A blaze began to glow from both forward and stern tubes of the Annabelle. Gradually it increased to a blast of fire gushing out from the stern tubes to envelope the scarlet ship in a roaring gale of fire. The effect upon the substance was immediate and encouraging. Under the searing heat the red coating shrivelled, smoked and blackened.
“Roll Circe. Gently over,” Bentley ordered.
Slowly, still bathed in the fiery spume, the Circe began to turn on one side, and as the farther side rolled into the heat the scarlet vanished to leave nothing but a sticky, incinerated mess.
Bentley was being cautious. The Circe made six complete revolutions before he gave her the word to stop, and shut off his tubes.
A moment after she had ceased to turn half a dozen men with their adapted torches already lighted emerged from the air-lock and scattered about the hull. Another half dozen joined them a minute later, and already a party was floating across from the Annabelle to join them. They found the smooth hull sterilized of all life. The remains were now no more than an inert rough covering baked on like a black varnish. Even so, the stuff had not been completely eliminated. Where there were crevices or angles protecting it from the direct flame it had managed to survive the heat of the metal beneath it, and with a persistent tenacity was starting to spread again from such sheltered spots as the bunched flanges mounting fore and rear tubes and others which had chanced to lie in the lee of some projection. The men swarmed around the danger points playing their flames into any and every cranny which had the least chance of holding a grain of the scarlet pest intact. After an hour's work they were satisfied that the last vestige save for that enclosed in the specimen bottles had been completely exterminated. Nevertheless, Captain Waterson was taking no chances; when his men were called in, an outside party of four remained on watch, ready to pounce upon the first speck of red they might spy.

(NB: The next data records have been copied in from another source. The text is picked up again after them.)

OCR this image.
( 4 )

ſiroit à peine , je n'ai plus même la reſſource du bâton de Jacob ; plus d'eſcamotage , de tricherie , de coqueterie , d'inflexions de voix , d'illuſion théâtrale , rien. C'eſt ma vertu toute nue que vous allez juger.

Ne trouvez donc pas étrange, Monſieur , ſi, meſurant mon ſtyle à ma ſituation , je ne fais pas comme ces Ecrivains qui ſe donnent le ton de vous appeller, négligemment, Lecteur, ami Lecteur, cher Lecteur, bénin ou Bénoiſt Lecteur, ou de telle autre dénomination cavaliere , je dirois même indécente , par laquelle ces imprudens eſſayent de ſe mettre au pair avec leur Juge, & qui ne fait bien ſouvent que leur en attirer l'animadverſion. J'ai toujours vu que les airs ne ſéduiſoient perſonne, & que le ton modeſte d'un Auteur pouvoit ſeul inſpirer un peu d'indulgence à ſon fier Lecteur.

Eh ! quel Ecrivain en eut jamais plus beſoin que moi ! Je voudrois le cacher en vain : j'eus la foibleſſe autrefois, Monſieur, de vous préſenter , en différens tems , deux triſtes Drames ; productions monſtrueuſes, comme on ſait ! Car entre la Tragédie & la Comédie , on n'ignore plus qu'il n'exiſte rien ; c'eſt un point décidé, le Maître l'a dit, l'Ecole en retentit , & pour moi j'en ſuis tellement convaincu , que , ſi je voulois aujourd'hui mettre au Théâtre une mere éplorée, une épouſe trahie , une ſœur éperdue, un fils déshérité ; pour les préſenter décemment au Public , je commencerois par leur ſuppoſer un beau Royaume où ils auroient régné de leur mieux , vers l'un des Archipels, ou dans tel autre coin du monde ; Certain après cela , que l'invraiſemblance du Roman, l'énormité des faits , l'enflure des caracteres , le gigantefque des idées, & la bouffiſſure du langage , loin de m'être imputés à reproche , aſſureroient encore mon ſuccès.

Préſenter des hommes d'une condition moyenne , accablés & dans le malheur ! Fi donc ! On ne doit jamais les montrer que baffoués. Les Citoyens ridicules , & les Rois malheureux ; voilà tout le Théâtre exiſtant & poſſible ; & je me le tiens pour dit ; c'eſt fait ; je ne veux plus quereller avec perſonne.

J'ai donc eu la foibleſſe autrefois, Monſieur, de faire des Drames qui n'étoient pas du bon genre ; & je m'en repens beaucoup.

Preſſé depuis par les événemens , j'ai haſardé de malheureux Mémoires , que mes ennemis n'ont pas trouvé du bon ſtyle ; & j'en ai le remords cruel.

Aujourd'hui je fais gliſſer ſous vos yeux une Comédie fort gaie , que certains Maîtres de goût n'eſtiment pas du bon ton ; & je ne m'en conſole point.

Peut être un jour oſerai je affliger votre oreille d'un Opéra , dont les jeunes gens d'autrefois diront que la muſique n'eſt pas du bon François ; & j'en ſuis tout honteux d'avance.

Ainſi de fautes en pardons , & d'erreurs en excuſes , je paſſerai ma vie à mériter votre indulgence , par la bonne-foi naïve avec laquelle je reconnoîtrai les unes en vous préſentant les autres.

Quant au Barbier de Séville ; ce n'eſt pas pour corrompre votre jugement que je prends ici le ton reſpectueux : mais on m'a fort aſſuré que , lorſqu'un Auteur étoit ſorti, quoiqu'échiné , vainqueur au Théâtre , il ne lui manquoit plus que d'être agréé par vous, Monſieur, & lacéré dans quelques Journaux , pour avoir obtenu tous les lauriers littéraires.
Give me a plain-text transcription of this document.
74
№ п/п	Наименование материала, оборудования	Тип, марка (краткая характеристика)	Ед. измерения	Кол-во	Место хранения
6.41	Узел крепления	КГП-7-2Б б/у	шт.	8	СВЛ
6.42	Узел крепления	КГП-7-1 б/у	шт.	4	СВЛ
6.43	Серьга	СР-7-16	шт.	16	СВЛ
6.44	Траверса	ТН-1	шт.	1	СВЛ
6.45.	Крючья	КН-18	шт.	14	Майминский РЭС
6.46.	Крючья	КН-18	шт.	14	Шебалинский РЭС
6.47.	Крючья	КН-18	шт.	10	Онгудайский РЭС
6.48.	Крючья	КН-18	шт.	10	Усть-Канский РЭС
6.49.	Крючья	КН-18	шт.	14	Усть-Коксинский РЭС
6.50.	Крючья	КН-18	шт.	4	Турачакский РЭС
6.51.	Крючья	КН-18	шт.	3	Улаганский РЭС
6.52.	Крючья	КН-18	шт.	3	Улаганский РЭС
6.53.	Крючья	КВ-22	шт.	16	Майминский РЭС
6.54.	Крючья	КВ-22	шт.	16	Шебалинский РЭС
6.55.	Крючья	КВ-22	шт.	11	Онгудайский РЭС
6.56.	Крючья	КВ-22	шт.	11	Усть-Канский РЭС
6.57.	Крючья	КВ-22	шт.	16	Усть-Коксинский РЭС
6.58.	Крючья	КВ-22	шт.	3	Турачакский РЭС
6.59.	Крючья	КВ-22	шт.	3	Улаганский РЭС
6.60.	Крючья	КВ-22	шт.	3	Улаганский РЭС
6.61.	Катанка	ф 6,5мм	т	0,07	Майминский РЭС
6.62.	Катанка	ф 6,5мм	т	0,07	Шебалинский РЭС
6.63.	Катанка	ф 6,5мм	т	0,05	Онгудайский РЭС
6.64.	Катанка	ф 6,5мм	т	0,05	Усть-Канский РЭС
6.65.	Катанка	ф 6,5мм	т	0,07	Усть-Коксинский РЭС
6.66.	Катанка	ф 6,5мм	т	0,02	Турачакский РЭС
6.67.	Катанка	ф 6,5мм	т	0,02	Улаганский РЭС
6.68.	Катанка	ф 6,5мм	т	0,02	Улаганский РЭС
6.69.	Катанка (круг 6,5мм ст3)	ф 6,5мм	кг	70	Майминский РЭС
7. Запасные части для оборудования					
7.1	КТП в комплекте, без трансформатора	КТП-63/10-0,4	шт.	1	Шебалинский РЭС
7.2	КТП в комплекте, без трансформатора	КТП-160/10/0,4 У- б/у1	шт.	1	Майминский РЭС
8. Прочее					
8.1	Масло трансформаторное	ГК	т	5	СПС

He and Bentley adjourned to his cabin, and toasted the occasion.
“Well, thank God they did send two ships — most intelligent thing I've ever known them do,” he said. “Even after Foggatt's report I didn't realize what a hell-brewed stuff it is until it got us. But for you, Dick—” He shrugged and turned his thumbs down.
“Well, hang it, that's what I was here for, wasn't it? But I'm afraid it makes it pretty certain what happened to the Joan III.”
Waterson nodded, and looked out of the windows towards the red globe which was Pomona.
“It does, Dick. That'll be the report. If they want to find her now, they've got to find some means of clearing away that muck. God, if that stuff did get at them — horrible! Why, it'd smother and blind you within five minutes.”
“And that's all we've got to tell 'em,” Bentley said.
“Yes, that's it — but we've got samples of the stuff. I suppose that's the really important thing. It may save others from going the way Foggatt did — and we nearly did.”
Some few hours later the two ships turned sunward and began again their wearisome, cautious progress. Clear of the Belt they put on speed, risking the outfliers, and their ways diverged. The Anabelle set course for her home port on Mars. The Circe to return to Earth by way the Clarke Lunar Station.